Most of the time our family went to a local beach on the west shore that was not sandy at all. In fact, we called it Rocky Beach for obvious reasons. The good part was that it was never crowded. But it was never crowded for a reason: you had to sit on lumpy rocks and there was no bathroom. I hate to think of all the pee that went into that pristine lake. And, oh yeah, the water was freezing cold, as it tends to be at Tahoe in early July. It was so cold that if our parents and friends overindulged the night before it required a “quick dip” in the water at Rocky Beach to bring them back to their senses. The photo of me at Rocky Beach shows just how much “fun” it was to wade into the freezing water.

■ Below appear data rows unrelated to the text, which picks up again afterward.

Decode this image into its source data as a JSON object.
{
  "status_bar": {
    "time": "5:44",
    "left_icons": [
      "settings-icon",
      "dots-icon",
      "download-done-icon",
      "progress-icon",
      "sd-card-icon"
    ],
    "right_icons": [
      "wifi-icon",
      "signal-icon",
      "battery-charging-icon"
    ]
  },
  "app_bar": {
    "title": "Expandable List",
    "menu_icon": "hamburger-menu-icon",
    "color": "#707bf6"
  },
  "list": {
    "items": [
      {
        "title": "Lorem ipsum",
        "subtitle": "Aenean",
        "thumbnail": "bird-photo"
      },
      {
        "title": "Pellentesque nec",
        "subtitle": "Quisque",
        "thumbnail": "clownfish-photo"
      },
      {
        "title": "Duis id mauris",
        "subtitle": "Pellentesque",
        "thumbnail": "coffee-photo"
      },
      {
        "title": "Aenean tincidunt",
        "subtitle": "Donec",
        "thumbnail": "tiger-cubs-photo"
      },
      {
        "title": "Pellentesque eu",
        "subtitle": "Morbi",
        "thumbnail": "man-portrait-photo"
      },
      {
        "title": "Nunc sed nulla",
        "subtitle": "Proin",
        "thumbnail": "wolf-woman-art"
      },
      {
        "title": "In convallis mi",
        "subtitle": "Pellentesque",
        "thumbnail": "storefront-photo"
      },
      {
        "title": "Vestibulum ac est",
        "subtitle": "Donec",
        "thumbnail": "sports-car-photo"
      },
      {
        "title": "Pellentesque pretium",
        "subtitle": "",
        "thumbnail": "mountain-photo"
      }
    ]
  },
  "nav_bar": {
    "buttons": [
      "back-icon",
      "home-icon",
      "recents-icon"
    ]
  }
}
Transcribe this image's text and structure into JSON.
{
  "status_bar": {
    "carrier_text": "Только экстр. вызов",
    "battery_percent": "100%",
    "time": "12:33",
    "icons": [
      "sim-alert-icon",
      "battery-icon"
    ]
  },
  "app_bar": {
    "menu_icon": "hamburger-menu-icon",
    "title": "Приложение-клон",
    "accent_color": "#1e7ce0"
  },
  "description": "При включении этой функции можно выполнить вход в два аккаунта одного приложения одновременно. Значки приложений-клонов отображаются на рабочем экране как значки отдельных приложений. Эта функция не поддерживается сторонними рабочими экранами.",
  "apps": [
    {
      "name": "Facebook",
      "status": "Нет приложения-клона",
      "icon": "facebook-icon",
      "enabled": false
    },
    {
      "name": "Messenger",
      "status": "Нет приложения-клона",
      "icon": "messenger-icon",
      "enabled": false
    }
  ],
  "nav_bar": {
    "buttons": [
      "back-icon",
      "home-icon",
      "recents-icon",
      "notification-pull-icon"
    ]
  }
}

But the highlight of every summer was the 4th of July fireworks at Commons Beach in Tahoe City. The fireworks show has been put on by the fire department every year since the 1930’s. There is nothing quite like seeing the bursting display over the lake, as it produced a mirror image on the water’s reflection. Truly, it was breathtaking. And the advantage of being a kid is that we weren’t the least bit bothered by the loud bangs and soaring rockets that went on for an hour. The first fireworks show I remember was in the mid-50’s and we continued that great tradition until 1972 when the cabin was sold. This photo of our dad, joking around about his “magnificent” physique, was taken in 1971 over 4th of July weekend. To this day, Tahoe fireworks are among my best memories.
Which gets me back to the kids of today. Sure, COVID will end at some point. We will get a vaccine and hopefully we can move on. But who knows when? In the mean time, our young kids are missing school, missing friends and missing out on a summer of making memories that will last a lifetime. This year they missed the 4th of July fireworks all over the country. And the thought of that makes me very sad. Hopefully we can lick this thing quickly so the kids can have some fun and enjoy their carefree days of childhood. After all, we know that soon enough life has a way of getting harder and they will need some wonderful memories to bolster their resilience. Be safe and, like Dash the Wonder Dog, wear a mask!